Brian Flores, now Pittsburgh Steelers assistant, not focused on lawsuit or coaching future

PITTSBURGH -- For one minute each day, Brian Flores allows himself to think about the future.

But Flores isn't thinking about the future as it relates to the lawsuit he filed against the NFL and some of its teams alleging racial discrimination in its hiring and firing practices, or his potential of earning another head-coaching job.

Instead, he's focused on his day-to-day job as a Pittsburgh Steelers senior defensive assistant working primarily with inside linebackers.

"It's probably somewhere along the lines of, 'You know, tomorrow we'll get that right,' or 'In this next period we'll get that right,'" he said Wednesday. "But I'm on an every-day journey to try to improve and get better. And that's what I want for myself and our players."

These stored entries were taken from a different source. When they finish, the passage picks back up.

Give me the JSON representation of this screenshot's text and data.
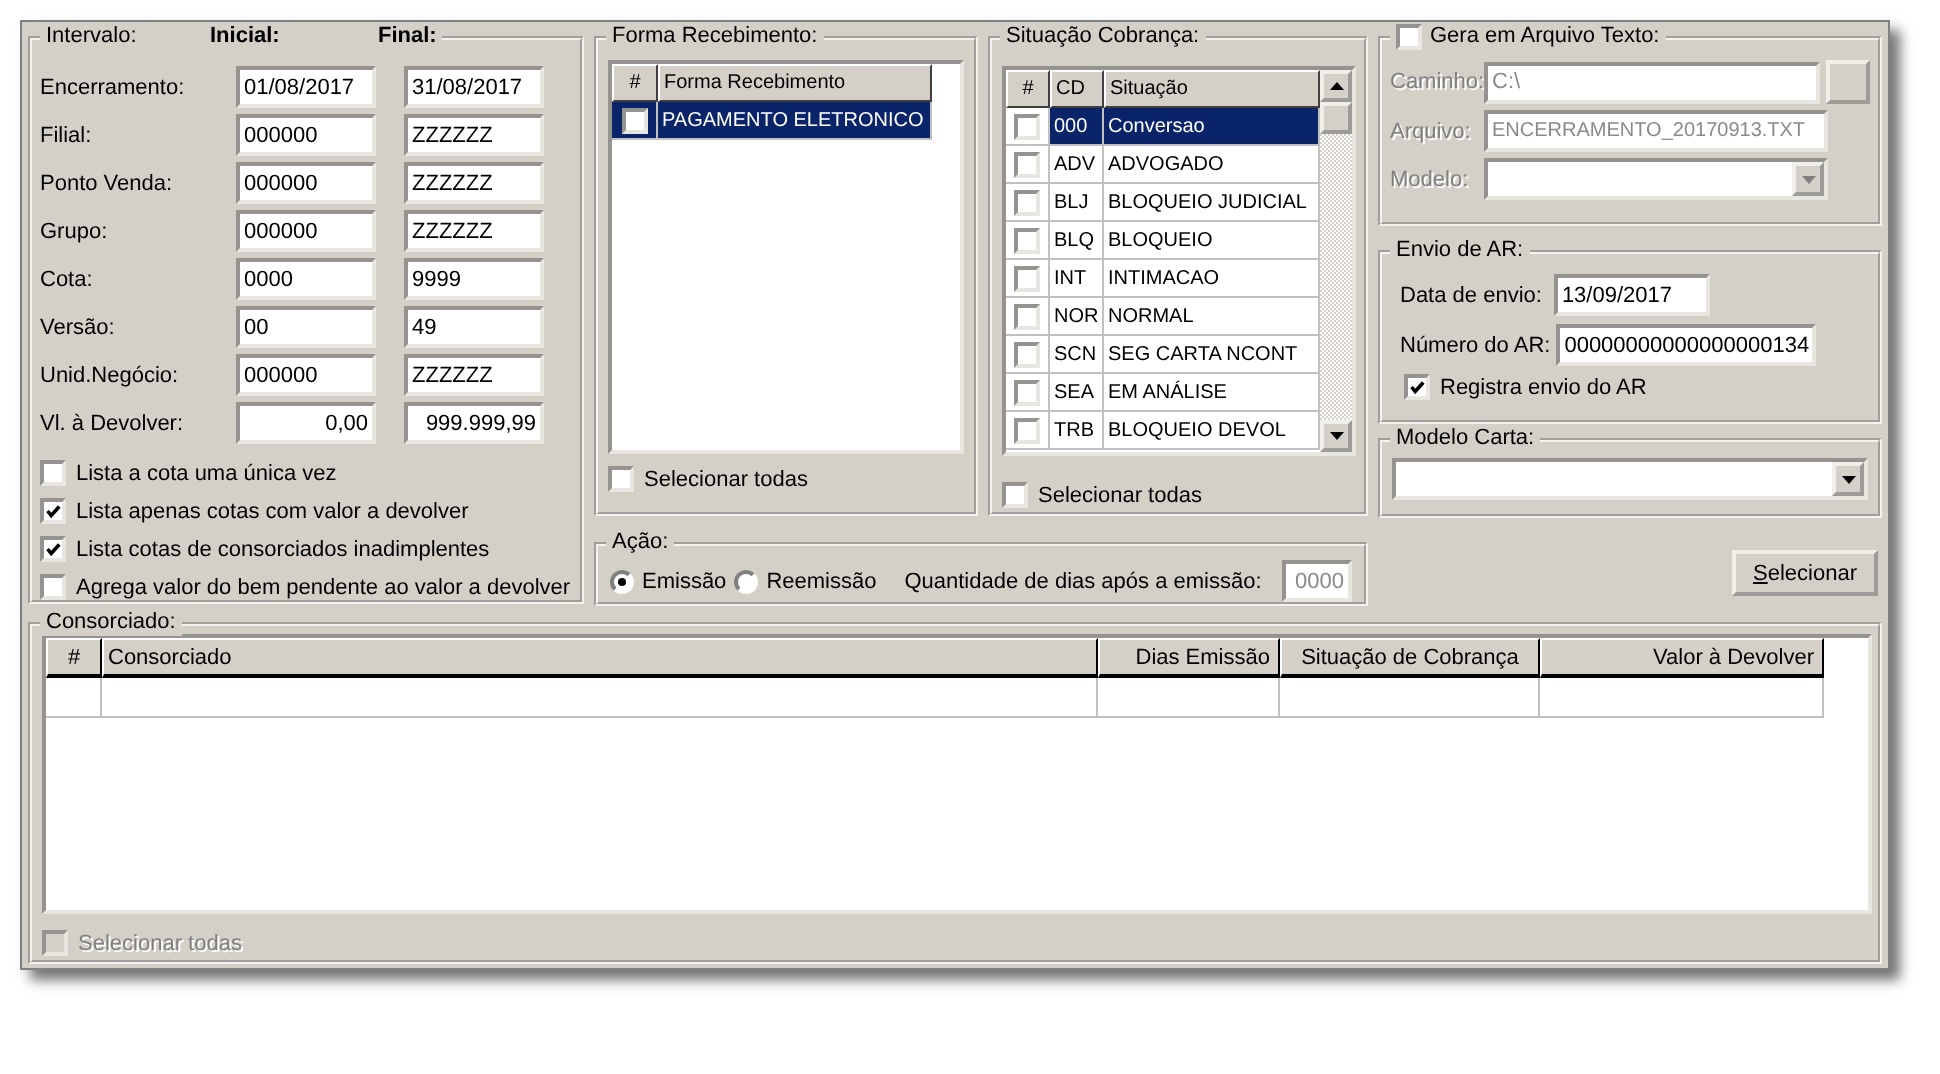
{
  "intervalo": {
    "title": "Intervalo:",
    "col_initial": "Inicial:",
    "col_final": "Final:",
    "rows": [
      {
        "label": "Encerramento:",
        "initial": "01/08/2017",
        "final": "31/08/2017"
      },
      {
        "label": "Filial:",
        "initial": "000000",
        "final": "ZZZZZZ"
      },
      {
        "label": "Ponto Venda:",
        "initial": "000000",
        "final": "ZZZZZZ"
      },
      {
        "label": "Grupo:",
        "initial": "000000",
        "final": "ZZZZZZ"
      },
      {
        "label": "Cota:",
        "initial": "0000",
        "final": "9999"
      },
      {
        "label": "Versão:",
        "initial": "00",
        "final": "49"
      },
      {
        "label": "Unid.Negócio:",
        "initial": "000000",
        "final": "ZZZZZZ"
      },
      {
        "label": "Vl. à Devolver:",
        "initial": "0,00",
        "final": "999.999,99"
      }
    ],
    "options": [
      {
        "label": "Lista a cota uma única vez",
        "checked": false
      },
      {
        "label": "Lista apenas cotas com valor a devolver",
        "checked": true
      },
      {
        "label": "Lista cotas de consorciados inadimplentes",
        "checked": true
      },
      {
        "label": "Agrega valor do bem pendente ao valor a devolver",
        "checked": false
      }
    ]
  },
  "forma_recebimento": {
    "title": "Forma Recebimento:",
    "columns": [
      "#",
      "Forma Recebimento"
    ],
    "rows": [
      {
        "name": "PAGAMENTO ELETRONICO",
        "checked": false,
        "selected": true
      }
    ],
    "select_all": {
      "label": "Selecionar todas",
      "checked": false
    }
  },
  "situacao_cobranca": {
    "title": "Situação Cobrança:",
    "columns": [
      "#",
      "CD",
      "Situação"
    ],
    "rows": [
      {
        "code": "000",
        "name": "Conversao",
        "checked": false,
        "selected": true
      },
      {
        "code": "ADV",
        "name": "ADVOGADO",
        "checked": false,
        "selected": false
      },
      {
        "code": "BLJ",
        "name": "BLOQUEIO JUDICIAL",
        "checked": false,
        "selected": false
      },
      {
        "code": "BLQ",
        "name": "BLOQUEIO",
        "checked": false,
        "selected": false
      },
      {
        "code": "INT",
        "name": "INTIMACAO",
        "checked": false,
        "selected": false
      },
      {
        "code": "NOR",
        "name": "NORMAL",
        "checked": false,
        "selected": false
      },
      {
        "code": "SCN",
        "name": "SEG CARTA NCONT",
        "checked": false,
        "selected": false
      },
      {
        "code": "SEA",
        "name": "EM ANÁLISE",
        "checked": false,
        "selected": false
      },
      {
        "code": "TRB",
        "name": "BLOQUEIO DEVOL",
        "checked": false,
        "selected": false
      }
    ],
    "select_all": {
      "label": "Selecionar todas",
      "checked": false
    }
  },
  "acao": {
    "title": "Ação:",
    "options": [
      {
        "label": "Emissão",
        "selected": true
      },
      {
        "label": "Reemissão",
        "selected": false
      }
    ],
    "days": {
      "label": "Quantidade de dias após a emissão:",
      "value": "0000",
      "disabled": true
    }
  },
  "arquivo_texto": {
    "title": "Gera em Arquivo Texto:",
    "checked": false,
    "path_label": "Caminho:",
    "path": "C:\\",
    "file_label": "Arquivo:",
    "file": "ENCERRAMENTO_20170913.TXT",
    "model_label": "Modelo:"
  },
  "envio_ar": {
    "title": "Envio de AR:",
    "date_label": "Data de envio:",
    "date": "13/09/2017",
    "number_label": "Número do AR:",
    "number": "00000000000000000134",
    "register": {
      "label": "Registra envio do AR",
      "checked": true
    }
  },
  "modelo_carta": {
    "title": "Modelo Carta:"
  },
  "select_button": "Selecionar",
  "consorciado": {
    "title": "Consorciado:",
    "columns": [
      "#",
      "Consorciado",
      "Dias Emissão",
      "Situação de Cobrança",
      "Valor à Devolver"
    ],
    "select_all": {
      "label": "Selecionar todas",
      "checked": false,
      "disabled": true
    }
  }
}
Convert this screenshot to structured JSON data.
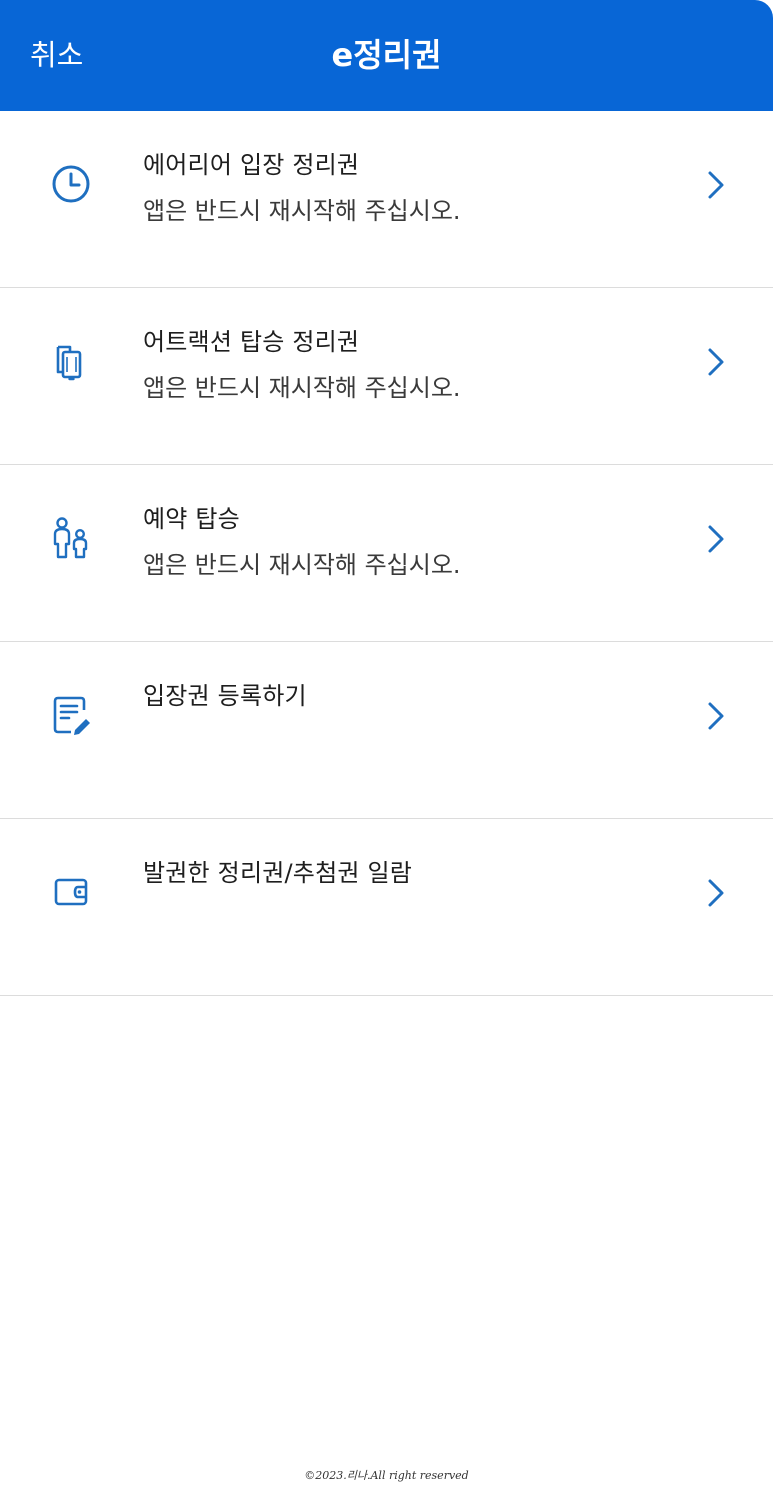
{
  "header": {
    "cancel_label": "취소",
    "title": "e정리권",
    "background_color": "#0866d6"
  },
  "menu": {
    "items": [
      {
        "icon": "clock-icon",
        "label": "에어리어 입장 정리권",
        "subtitle": "앱은 반드시 재시작해 주십시오."
      },
      {
        "icon": "tickets-icon",
        "label": "어트랙션 탑승 정리권",
        "subtitle": "앱은 반드시 재시작해 주십시오."
      },
      {
        "icon": "family-icon",
        "label": "예약 탑승",
        "subtitle": "앱은 반드시 재시작해 주십시오."
      },
      {
        "icon": "document-edit-icon",
        "label": "입장권 등록하기",
        "subtitle": ""
      },
      {
        "icon": "wallet-icon",
        "label": "발권한 정리권/추첨권 일람",
        "subtitle": ""
      }
    ],
    "icon_color": "#1f6fc0",
    "chevron_icon": "chevron-right-icon"
  },
  "footer": {
    "copyright": "©2023.리나.All  right reserved"
  }
}
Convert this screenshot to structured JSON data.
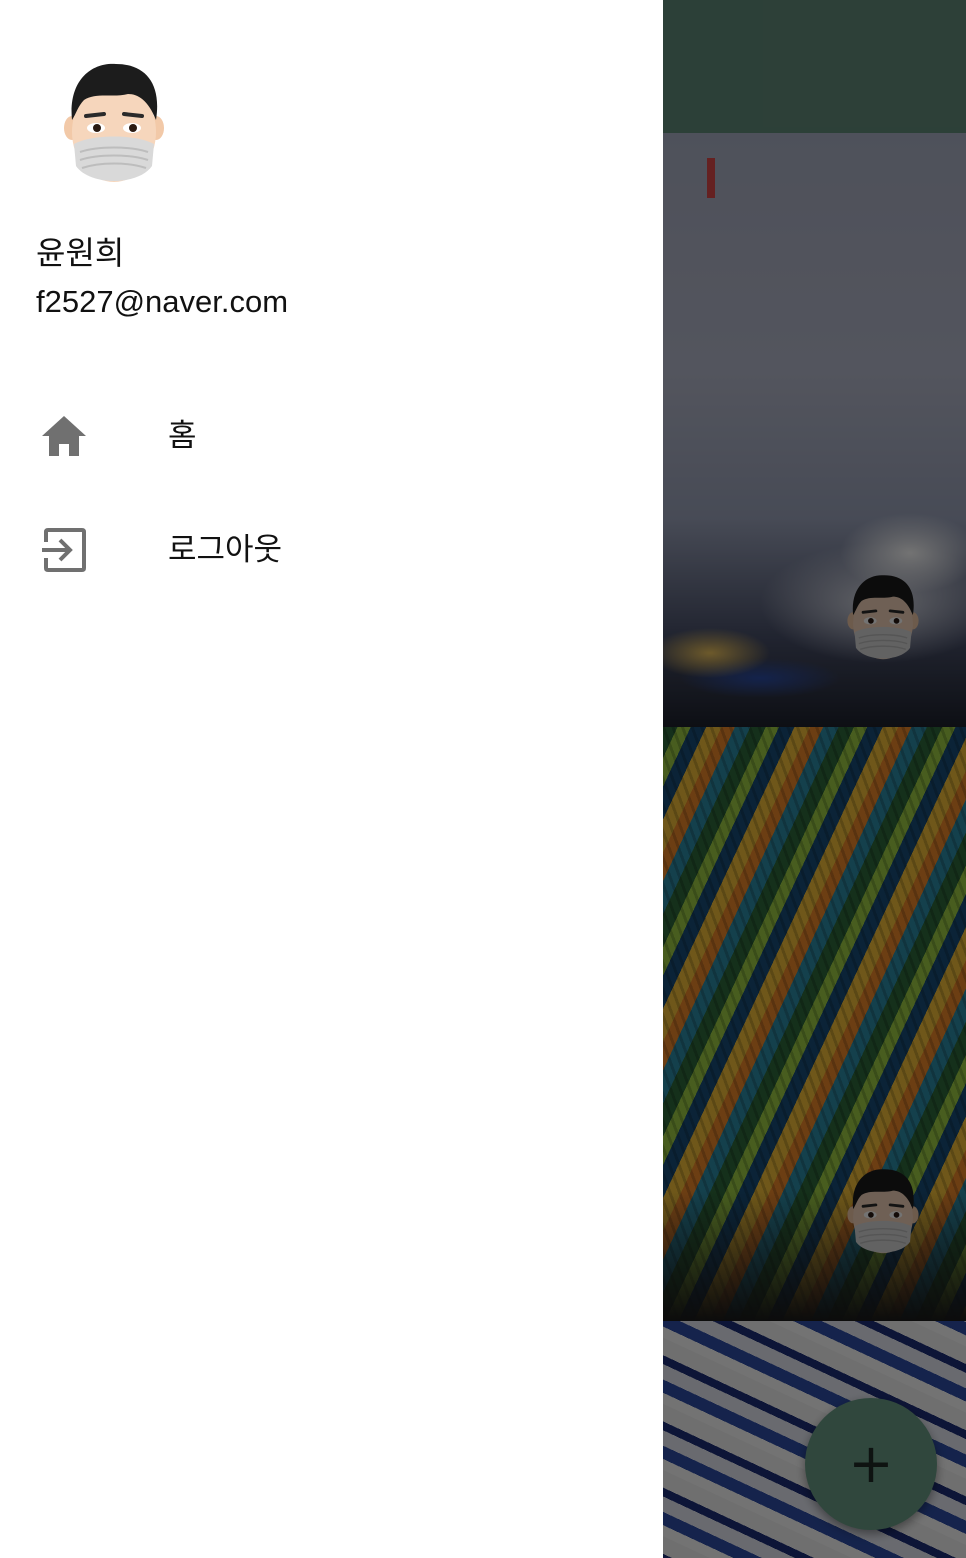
{
  "drawer": {
    "user_name": "윤원희",
    "user_email": "f2527@naver.com",
    "items": [
      {
        "label": "홈",
        "icon": "home-icon"
      },
      {
        "label": "로그아웃",
        "icon": "logout-icon"
      }
    ]
  },
  "fab": {
    "label": "+",
    "icon": "add-icon"
  },
  "colors": {
    "toolbar": "#638f7c",
    "fab": "#6a9e88",
    "drawer_background": "#ffffff",
    "icon_gray": "#707070"
  }
}
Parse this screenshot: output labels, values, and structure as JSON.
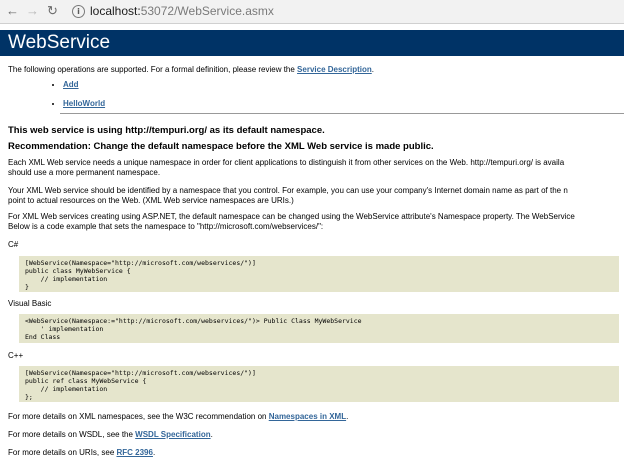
{
  "browser": {
    "url_host": "localhost:",
    "url_rest": "53072/WebService.asmx"
  },
  "page": {
    "heading": "WebService",
    "intro_text": "The following operations are supported. For a formal definition, please review the ",
    "service_description_link": "Service Description",
    "intro_end": ".",
    "operations": [
      "Add",
      "HelloWorld"
    ],
    "namespace_heading": "This web service is using http://tempuri.org/ as its default namespace.",
    "recommendation_heading": "Recommendation: Change the default namespace before the XML Web service is made public.",
    "para1_line1": "Each XML Web service needs a unique namespace in order for client applications to distinguish it from other services on the Web. http://tempuri.org/ is availa",
    "para1_line2": "should use a more permanent namespace.",
    "para2_line1": "Your XML Web service should be identified by a namespace that you control. For example, you can use your company's Internet domain name as part of the n",
    "para2_line2": "point to actual resources on the Web. (XML Web service namespaces are URIs.)",
    "para3_line1": "For XML Web services creating using ASP.NET, the default namespace can be changed using the WebService attribute's Namespace property. The WebService",
    "para3_line2": "Below is a code example that sets the namespace to \"http://microsoft.com/webservices/\":",
    "lang_csharp": "C#",
    "code_csharp": "[WebService(Namespace=\"http://microsoft.com/webservices/\")]\npublic class MyWebService {\n    // implementation\n}",
    "lang_vb": "Visual Basic",
    "code_vb": "<WebService(Namespace:=\"http://microsoft.com/webservices/\")> Public Class MyWebService\n    ' implementation\nEnd Class",
    "lang_cpp": "C++",
    "code_cpp": "[WebService(Namespace=\"http://microsoft.com/webservices/\")]\npublic ref class MyWebService {\n    // implementation\n};",
    "more_xml_text": "For more details on XML namespaces, see the W3C recommendation on ",
    "more_xml_link": "Namespaces in XML",
    "more_wsdl_text": "For more details on WSDL, see the ",
    "more_wsdl_link": "WSDL Specification",
    "more_uri_text": "For more details on URIs, see ",
    "more_uri_link": "RFC 2396",
    "period": "."
  }
}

He added, "My focus is really on today, this team, this practice. I try to live in the moment and not think about things that have happened in the past or really went too far in the future. I'm really excited about the opportunity here."

Flores, 41, was fired by the Miami Dolphins in January after a three-year stint as head coach, despite winning eight of his last nine games. Shortly after his dismissal, Flores filed the lawsuit against the league, the New York Giants, Denver Broncos and the Dolphins.

In the aftermath of the filing, in which Flores claimed the NFL was "rife with racism," Mike Tomlin reached out to Flores to offer advice. That phone call quickly turned into a job opportunity.

Since he was hired by the Steelers in February, Flores has continued to pursue legal action against the NFL. Flores' attorneys have fought against the league's efforts to force the lawsuit into arbitration, and two former NFL coaches, Ray Horton and Steve Wilks, joined the lawsuit.

The NFL recently enhanced the Rooney Rule to give minority candidates more opportunities for positions on coaching staffs and in front offices.

"I think anytime you create a situation where guys get an opportunity, I'm all for that," Flores said when asked about the adjustments. "But you know, I'll kind of leave it there."

While Flores' lawsuit continues on, he is squarely focused on his on-field duties, and he's drawing rave reviews from Steelers' staff members and players.

"He's doing a heck of a job," Tomlin said. "He's providing great insight and instruction. He's a hand in the pile guy."

Though Flores, who won four Super Bowls as a defensive coach under Bill Belichick in New England, primarily works with inside linebackers such as former first-round pick Devin Bush, he collaborates with the rest of the defensive staff on other positions, too.

"I equate it to a player who's got a lot of talents -- you use those talents," defensive coordinator Teryl Austin said. "You don't try to harness it and use it all in one spot. He's been doing a lot of things for us, he's been working linebackers, secondary, D-line because he brings a wealth of knowledge and you don't want to stifle that."